Life turned me over and dumped me out last week. All the clutter in my heart, baggage I no longer needed to carry, is simply gone. The rest is who I really am. It’s scary, in a way, to realize what you genuinely feel, without the shield of fear surrounding it.

We all seem to secretly dread that the core holds something rotten. Emergency peeled everything away from me, and I was left with the terrible truth—I love him, we’re amazing, we’re one.

Feb 18, 2011

This Is What a Good Attitude Looks Like

From the vantage point of February, 2011:

My past looks like an amazing, ambrosial junk shop, piled high with beloved toys and delicious trinkets.

My present looks like a heart-stopping, breathtaking challenge that loves me back.

My future looks like a to-do list that is actually beginning to scroll forward, each action I take adding to a sense of increasing agency.

I’m not trying to feel like this. These aren’t affirmations, but honest depictions of the inside of my brain. After so many years of struggle and hell, something’s finally clicked. Where to go from here?

Feb 12, 2011

Lover Of Life

In her blog Whitehot Truth, Danielle Laporte discusses her answers to Eckhart Tolle’s big question: “What is your relationship…to LIFE?”

Most people don’t write about the questions they haven’t answered. Danielle’s no exception, and neither am I. Putting the question to myself, the answer was immediate: I pictured life as a force and myself alongside it, and I knew I was its lover.

Like the topic of sex in general, the lover-of-life relationship is fraught with cliches. It’s as if, in our uneasily-erotic world, we feel relief at the trite phrases and cynical jokes that enable us to mediate sex, to talk around it, without actually delving into it. The same is true with our talk about the ecstasy of life.

Look how often the conversation about joy veers into safe language: bliss, faith, spirit, belief. One of the reasons I avoid self-help and life-coaching is a tendency for that scene to whitewash the goal…to sanitize happiness, to make joy into this wholesome, pristine emotion. It’s downright religious in its studious transcendence.

I want to be life’s lover. It’s my greatest calling. To overcome, to release, to progress—screw that! It’s like saying parts of life are not worth loving, are to be dealt with, disfavored. And if life’s my lover, how can I selectively reject the parts of it that don’t measure up?

I don’t want to overcome anything. I want to drink life in, until it and I are one.

What does it mean to be a lover of life? Does it mean shoving things into yourself—food, drink, experiences? Does it mean doing things to other people—changing their insides, their minds, their behavior? Or are those things pale substitutes or uneasy mediations?

What does it mean to be a lover, of people or life itself? We all know.

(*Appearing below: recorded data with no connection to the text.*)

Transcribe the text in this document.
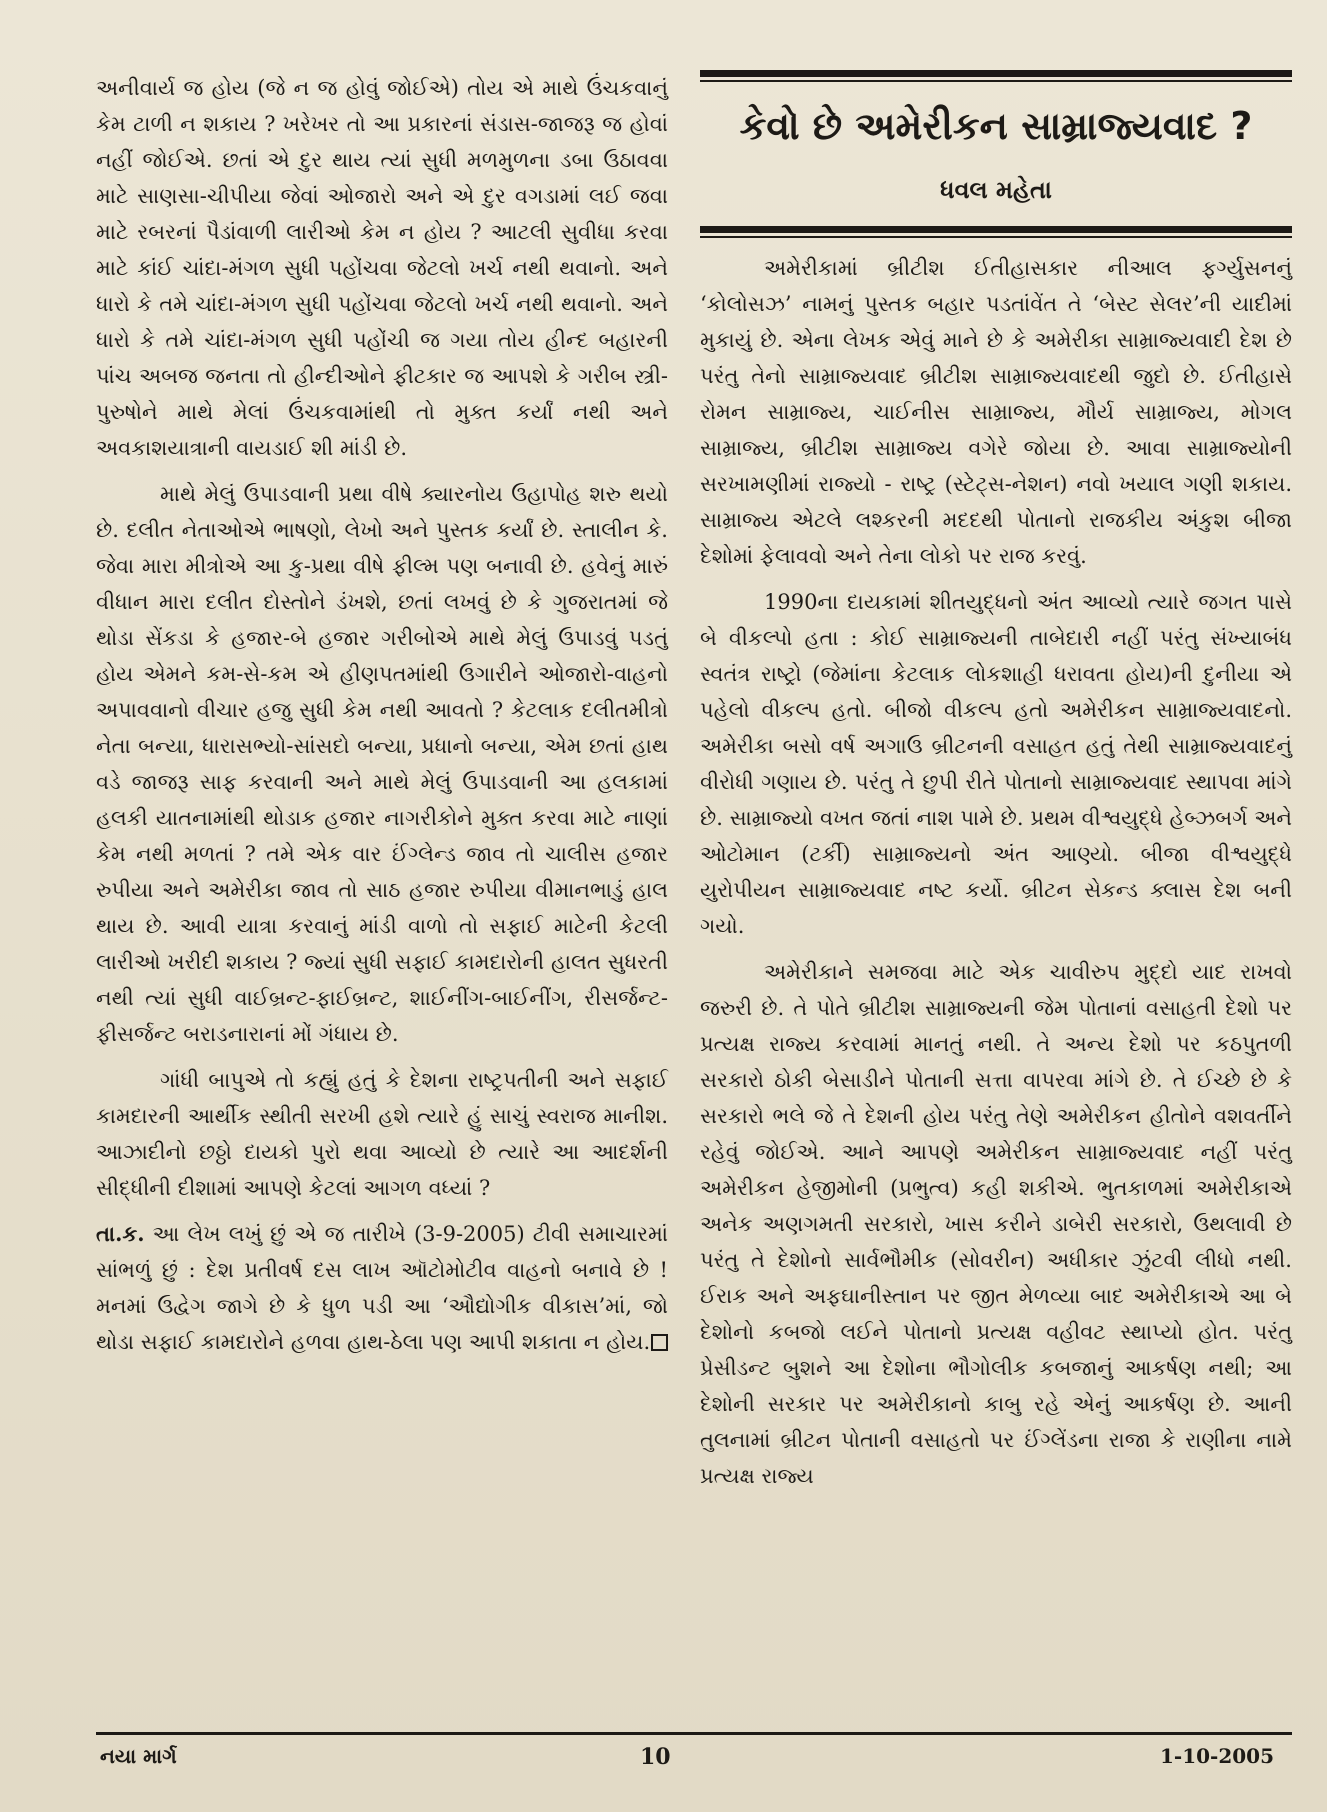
અનીવાર્ય જ હોય (જે ન જ હોવું જોઈએ) તોય એ માથે ઉંચકવાનું કેમ ટાળી ન શકાય ? ખરેખર તો આ પ્રકારનાં સંડાસ-જાજરૂ જ હોવાં નહીં જોઈએ. છતાં એ દુર થાય ત્યાં સુધી મળમુળના ડબા ઉઠાવવા માટે સાણસા-ચીપીયા જેવાં ઓજારો અને એ દુર વગડામાં લઈ જવા માટે રબરનાં પૈડાંવાળી લારીઓ કેમ ન હોય ? આટલી સુવીધા કરવા માટે કાંઈ ચાંદા-મંગળ સુધી પહોંચવા જેટલો ખર્ચ નથી થવાનો. અને ધારો કે તમે ચાંદા-મંગળ સુધી પહોંચવા જેટલો ખર્ચ નથી થવાનો. અને ધારો કે તમે ચાંદા-મંગળ સુધી પહોંચી જ ગયા તોય હીન્દ બહારની પાંચ અબજ જનતા તો હીન્દીઓને ફીટકાર જ આપશે કે ગરીબ સ્ત્રી-પુરુષોને માથે મેલાં ઉંચકવામાંથી તો મુક્ત કર્યાં નથી અને અવકાશયાત્રાની વાયડાઈ શી માંડી છે.

માથે મેલું ઉપાડવાની પ્રથા વીષે ક્યારનોય ઉહાપોહ શરુ થયો છે. દલીત નેતાઓએ ભાષણો, લેખો અને પુસ્તક કર્યાં છે. સ્તાલીન કે. જેવા મારા મીત્રોએ આ કુ-પ્રથા વીષે ફીલ્મ પણ બનાવી છે. હવેનું મારું વીધાન મારા દલીત દોસ્તોને ડંખશે, છતાં લખવું છે કે ગુજરાતમાં જે થોડા સેંકડા કે હજાર-બે હજાર ગરીબોએ માથે મેલું ઉપાડવું પડતું હોય એમને કમ-સે-કમ એ હીણપતમાંથી ઉગારીને ઓજારો-વાહનો અપાવવાનો વીચાર હજુ સુધી કેમ નથી આવતો ? કેટલાક દલીતમીત્રો નેતા બન્યા, ધારાસભ્યો-સાંસદો બન્યા, પ્રધાનો બન્યા, એમ છતાં હાથ વડે જાજરૂ સાફ કરવાની અને માથે મેલું ઉપાડવાની આ હલકામાં હલકી યાતનામાંથી થોડાક હજાર નાગરીકોને મુક્ત કરવા માટે નાણાં કેમ નથી મળતાં ? તમે એક વાર ઈંગ્લેન્ડ જાવ તો ચાલીસ હજાર રુપીયા અને અમેરીકા જાવ તો સાઠ હજાર રુપીયા વીમાનભાડું હાલ થાય છે. આવી યાત્રા કરવાનું માંડી વાળો તો સફાઈ માટેની કેટલી લારીઓ ખરીદી શકાય ? જ્યાં સુધી સફાઈ કામદારોની હાલત સુધરતી નથી ત્યાં સુધી વાઈબ્રન્ટ-ફાઈબ્રન્ટ, શાઈનીંગ-બાઈનીંગ, રીસર્જન્ટ-ફીસર્જન્ટ બરાડનારાનાં મોં ગંધાય છે.

ગાંધી બાપુએ તો કહ્યું હતું કે દેશના રાષ્ટ્રપતીની અને સફાઈ કામદારની આર્થીક સ્થીતી સરખી હશે ત્યારે હું સાચું સ્વરાજ માનીશ. આઝાદીનો છઠ્ઠો દાયકો પુરો થવા આવ્યો છે ત્યારે આ આદર્શની સીદ્ધીની દીશામાં આપણે કેટલાં આગળ વધ્યાં ?

તા.ક. આ લેખ લખું છું એ જ તારીખે (3-9-2005) ટીવી સમાચારમાં સાંભળું છું : દેશ પ્રતીવર્ષ દસ લાખ ઑટોમોટીવ વાહનો બનાવે છે ! મનમાં ઉદ્વેગ જાગે છે કે ધુળ પડી આ ‘ઔદ્યોગીક વીકાસ’માં, જો થોડા સફાઈ કામદારોને હળવા હાથ-ઠેલા પણ આપી શકાતા ન હોય.

કેવો છે અમેરીકન સામ્રાજ્યવાદ ?
ધવલ મહેતા

અમેરીકામાં બ્રીટીશ ઈતીહાસકાર નીઆલ ફર્ગ્યુસનનું ‘કોલોસઝ’ નામનું પુસ્તક બહાર પડતાંવેંત તે ‘બેસ્ટ સેલર’ની યાદીમાં મુકાયું છે. એના લેખક એવું માને છે કે અમેરીકા સામ્રાજ્યવાદી દેશ છે પરંતુ તેનો સામ્રાજ્યવાદ બ્રીટીશ સામ્રાજ્યવાદથી જુદો છે. ઈતીહાસે રોમન સામ્રાજ્ય, ચાઈનીસ સામ્રાજ્ય, મૌર્ય સામ્રાજ્ય, મોગલ સામ્રાજ્ય, બ્રીટીશ સામ્રાજ્ય વગેરે જોયા છે. આવા સામ્રાજ્યોની સરખામણીમાં રાજ્યો - રાષ્ટ્ર (સ્ટેટ્સ-નેશન) નવો ખયાલ ગણી શકાય. સામ્રાજ્ય એટલે લશ્કરની મદદથી પોતાનો રાજકીય અંકુશ બીજા દેશોમાં ફેલાવવો અને તેના લોકો પર રાજ કરવું.

1990ના દાયકામાં શીતયુદ્ધનો અંત આવ્યો ત્યારે જગત પાસે બે વીકલ્પો હતા : કોઈ સામ્રાજ્યની તાબેદારી નહીં પરંતુ સંખ્યાબંધ સ્વતંત્ર રાષ્ટ્રો (જેમાંના કેટલાક લોકશાહી ધરાવતા હોય)ની દુનીયા એ પહેલો વીકલ્પ હતો. બીજો વીકલ્પ હતો અમેરીકન સામ્રાજ્યવાદનો. અમેરીકા બસો વર્ષ અગાઉ બ્રીટનની વસાહત હતું તેથી સામ્રાજ્યવાદનું વીરોધી ગણાય છે. પરંતુ તે છુપી રીતે પોતાનો સામ્રાજ્યવાદ સ્થાપવા માંગે છે. સામ્રાજ્યો વખત જતાં નાશ પામે છે. પ્રથમ વીશ્વયુદ્ધે હેબ્ઝબર્ગ અને ઓટોમાન (ટર્કી) સામ્રાજ્યનો અંત આણ્યો. બીજા વીશ્વયુદ્ધે યુરોપીયન સામ્રાજ્યવાદ નષ્ટ કર્યો. બ્રીટન સેકન્ડ ક્લાસ દેશ બની ગયો.

અમેરીકાને સમજવા માટે એક ચાવીરુપ મુદ્દો યાદ રાખવો જરુરી છે. તે પોતે બ્રીટીશ સામ્રાજ્યની જેમ પોતાનાં વસાહતી દેશો પર પ્રત્યક્ષ રાજ્ય કરવામાં માનતું નથી. તે અન્ય દેશો પર કઠપુતળી સરકારો ઠોકી બેસાડીને પોતાની સત્તા વાપરવા માંગે છે. તે ઈચ્છે છે કે સરકારો ભલે જે તે દેશની હોય પરંતુ તેણે અમેરીકન હીતોને વશવર્તીને રહેવું જોઈએ. આને આપણે અમેરીકન સામ્રાજ્યવાદ નહીં પરંતુ અમેરીકન હેજીમોની (પ્રભુત્વ) કહી શકીએ. ભુતકાળમાં અમેરીકાએ અનેક અણગમતી સરકારો, ખાસ કરીને ડાબેરી સરકારો, ઉથલાવી છે પરંતુ તે દેશોનો સાર્વભૌમીક (સોવરીન) અધીકાર ઝુંટવી લીધો નથી. ઈરાક અને અફઘાનીસ્તાન પર જીત મેળવ્યા બાદ અમેરીકાએ આ બે દેશોનો કબજો લઈને પોતાનો પ્રત્યક્ષ વહીવટ સ્થાપ્યો હોત. પરંતુ પ્રેસીડન્ટ બુશને આ દેશોના ભૌગોલીક કબજાનું આકર્ષણ નથી; આ દેશોની સરકાર પર અમેરીકાનો કાબુ રહે એનું આકર્ષણ છે. આની તુલનામાં બ્રીટન પોતાની વસાહતો પર ઈંગ્લેંડના રાજા કે રાણીના નામે પ્રત્યક્ષ રાજ્ય

નયા માર્ગ	10	1-10-2005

We just don’t think of ourselves as one of those individuals, the lucky few who are picked up by the Universe, bandied about, and turned out. Truth is, life desires us back. But like a shy admirer, it wants us to declare ourselves first.

It’s not about finding out what the lover supposedly wants, and doing it automatically; to be either martyr or machine allows nothing inside you. And it’s also not about finding out what you want, asking for it, receiving it, and giving thanks. That’s sure to bore both of you after awhile.

To many things are turned into a performance checklist. Or, in rebellion against that, they’re touted as the next arena in which blissful “self-fulfillment” is the yardstick of success. To be life’s lover is to exist in a state of ready receptivity, of attentive action. To hold life, as you’d hold a lover, in the deepest attention. To cradle it, even as it surrounds you. To adore and worship it. Life has so many things begged of it, so much raised to it in supplication. Maybe it just wants to be seen. To be wanted. To be lusted after. To be chased.

I’m the opposite of zen. It’s the opposite of detachment. I wouldn’t have chosen to be born, if I wanted to rise above this world. Instead, I want to sink into it, to let it envelop me. I want to swallow it until it swallows me, dissolves me from the inside. Only then will that radiant violet flame inside me be free to shine.